In Regents of the University of California v. Eli Lilly (119 F.3d 1559 (Fed. Cir. 1997)) the Federal Circuit addressed the question of whether a method of obtaining a gene provided a sufficient written description of the gene to satisfy the requirements of 35 U.S.C. § 112, first paragraph. A specific human cDNA was claimed in patent at issue in Eli Lilly but the patent specification provided only the sequence of the rat version of the cDNA and a method of using the rat cDNA sequence to obtain the human cDNA sequence. It was agreed by the court and the parties that the method of obtaining the human cDNA was enabling and would (and did) result in the human cDNA when it was performed. However, neither the rat cDNA nor the method suggested the precise structure of the human cDNA. Citing the reasoning in Deuel, the court held that an enabled method of obtaining a gene did not provide an adequate written description of the gene because it did not provide sufficient information about the structure of the gene. There was no doubt that the method/structure aspect of Deuel was the basis for the holding in Eli Lilly:

"We had previously held that a claim to a specific DNA is not made obvious by mere knowledge of a desired protein sequence and methods for generating the DNA that encodes that protein. See, e.g., In re Deuel, 51 F.3d 1552, 1558, 34 USPQ2d 1210, 1215 (1995) ("A prior art disclosure of the amino acid sequence of a protein does not necessarily render particular DNA molecules encoding the protein obvious because the redundancy of the genetic code permits one to hypothesize an enormous number of DNA sequences coding for the protein."); In re Bell, 991 F.2d 781, 785, 26 USPQ2d 1529, 1532 (Fed.Cir.1993). Thus, a fortiori, a description that does not render a claimed invention obvious does not sufficiently describe that invention for purposes of § 112, ¶ 1. Because the '525 specification provides only a general method of producing human insulin cDNA and a description of the human insulin A and B chain amino acid sequences that cDNA encodes, it does not provide a written description of human insulin cDNA. Accordingly, the district court did not err in concluding that claim 5 is invalid for failure to provide an adequate written description.

* * *

A written description of an invention involving a chemical genus, like a description of a chemical species, "requires a precise definition, such as by structure, formula, [or] chemical name," of the claimed subject matter sufficient to distinguish it from other materials."

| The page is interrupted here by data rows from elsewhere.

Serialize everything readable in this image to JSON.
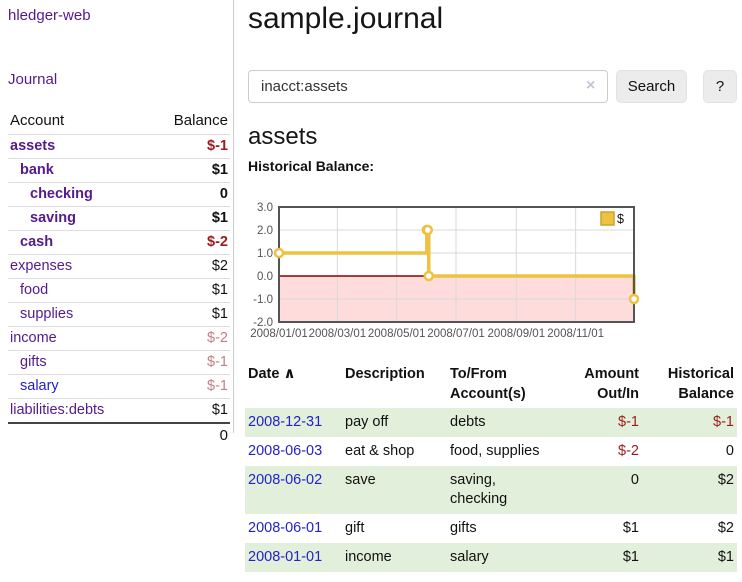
{
  "sidebar": {
    "brand": "hledger-web",
    "nav_journal": "Journal",
    "accounts": {
      "header_account": "Account",
      "header_balance": "Balance",
      "rows": [
        {
          "account": "assets",
          "balance": "$-1",
          "indent": 1,
          "bold": true,
          "balance_class": "neg"
        },
        {
          "account": "bank",
          "balance": "$1",
          "indent": 2,
          "bold": true,
          "balance_class": ""
        },
        {
          "account": "checking",
          "balance": "0",
          "indent": 3,
          "bold": true,
          "balance_class": ""
        },
        {
          "account": "saving",
          "balance": "$1",
          "indent": 3,
          "bold": true,
          "balance_class": ""
        },
        {
          "account": "cash",
          "balance": "$-2",
          "indent": 2,
          "bold": true,
          "balance_class": "neg"
        },
        {
          "account": "expenses",
          "balance": "$2",
          "indent": 1,
          "bold": false,
          "balance_class": ""
        },
        {
          "account": "food",
          "balance": "$1",
          "indent": 2,
          "bold": false,
          "balance_class": ""
        },
        {
          "account": "supplies",
          "balance": "$1",
          "indent": 2,
          "bold": false,
          "balance_class": ""
        },
        {
          "account": "income",
          "balance": "$-2",
          "indent": 1,
          "bold": false,
          "balance_class": "muted"
        },
        {
          "account": "gifts",
          "balance": "$-1",
          "indent": 2,
          "bold": false,
          "balance_class": "muted"
        },
        {
          "account": "salary",
          "balance": "$-1",
          "indent": 2,
          "bold": false,
          "balance_class": "muted",
          "link_class": "blue"
        },
        {
          "account": "liabilities:debts",
          "balance": "$1",
          "indent": 1,
          "bold": false,
          "balance_class": ""
        }
      ],
      "total": "0"
    }
  },
  "header": {
    "title": "sample.journal"
  },
  "search": {
    "value": "inacct:assets",
    "clear_icon": "×",
    "button_label": "Search",
    "help_label": "?"
  },
  "account_page": {
    "heading": "assets",
    "chart_title": "Historical Balance:"
  },
  "chart_data": {
    "type": "line",
    "step": true,
    "title": "Historical Balance",
    "series": [
      {
        "name": "$",
        "color": "#edc240",
        "points": [
          [
            "2008-01-01",
            1
          ],
          [
            "2008-06-01",
            2
          ],
          [
            "2008-06-02",
            2
          ],
          [
            "2008-06-03",
            0
          ],
          [
            "2008-12-31",
            -1
          ]
        ]
      }
    ],
    "xrange": [
      "2008-01-01",
      "2008-12-31"
    ],
    "ylim": [
      -2,
      3
    ],
    "yticks": [
      3,
      2,
      1,
      0,
      -1,
      -2
    ],
    "ytick_labels": [
      "3.0",
      "2.0",
      "1.0",
      "0.0",
      "-1.0",
      "-2.0"
    ],
    "xticks": [
      "2008-01-01",
      "2008-03-01",
      "2008-05-01",
      "2008-07-01",
      "2008-09-01",
      "2008-11-01"
    ],
    "xtick_labels": [
      "2008/01/01",
      "2008/03/01",
      "2008/05/01",
      "2008/07/01",
      "2008/09/01",
      "2008/11/01"
    ],
    "legend": {
      "label": "$",
      "position": "top-right"
    },
    "grid": true,
    "negative_fill": "#ffdcdc",
    "zero_line_color": "#8b0000",
    "border_color": "#545454",
    "grid_color": "#d9d9d9"
  },
  "register": {
    "headers": {
      "date": "Date",
      "sort_icon": "∧",
      "description": "Description",
      "accounts": "To/From Account(s)",
      "amount": "Amount Out/In",
      "balance": "Historical Balance"
    },
    "rows": [
      {
        "date": "2008-12-31",
        "description": "pay off",
        "accounts": "debts",
        "amount": "$-1",
        "balance": "$-1"
      },
      {
        "date": "2008-06-03",
        "description": "eat & shop",
        "accounts": "food, supplies",
        "amount": "$-2",
        "balance": "0"
      },
      {
        "date": "2008-06-02",
        "description": "save",
        "accounts": "saving, checking",
        "amount": "0",
        "balance": "$2"
      },
      {
        "date": "2008-06-01",
        "description": "gift",
        "accounts": "gifts",
        "amount": "$1",
        "balance": "$2"
      },
      {
        "date": "2008-01-01",
        "description": "income",
        "accounts": "salary",
        "amount": "$1",
        "balance": "$1"
      }
    ]
  },
  "colors": {
    "link_purple": "#551a8b",
    "link_blue": "#2222cc",
    "negative_red": "#9c1b1f",
    "muted_rose": "#bf8184",
    "row_green": "#e2efda",
    "chart_line": "#edc240"
  }
}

Eli Lilly, 119 F.3d at 1567-68 (emphasis in original).

The decision by the Federal Circuit in Ariad Pharmaceuticals v. Eli Lilly, 2008-1248 (Fed. Cir. 2009), issued the same day as In re Kubin, is just the latest written description case holding that a method of obtaining a compound does not provide an adequate written description of the compound.

I would hope that the more scientifically rational decision in In re Kubin would filter into the Federal Circuit’s written description jurisprudence, but I have serious doubts that it will.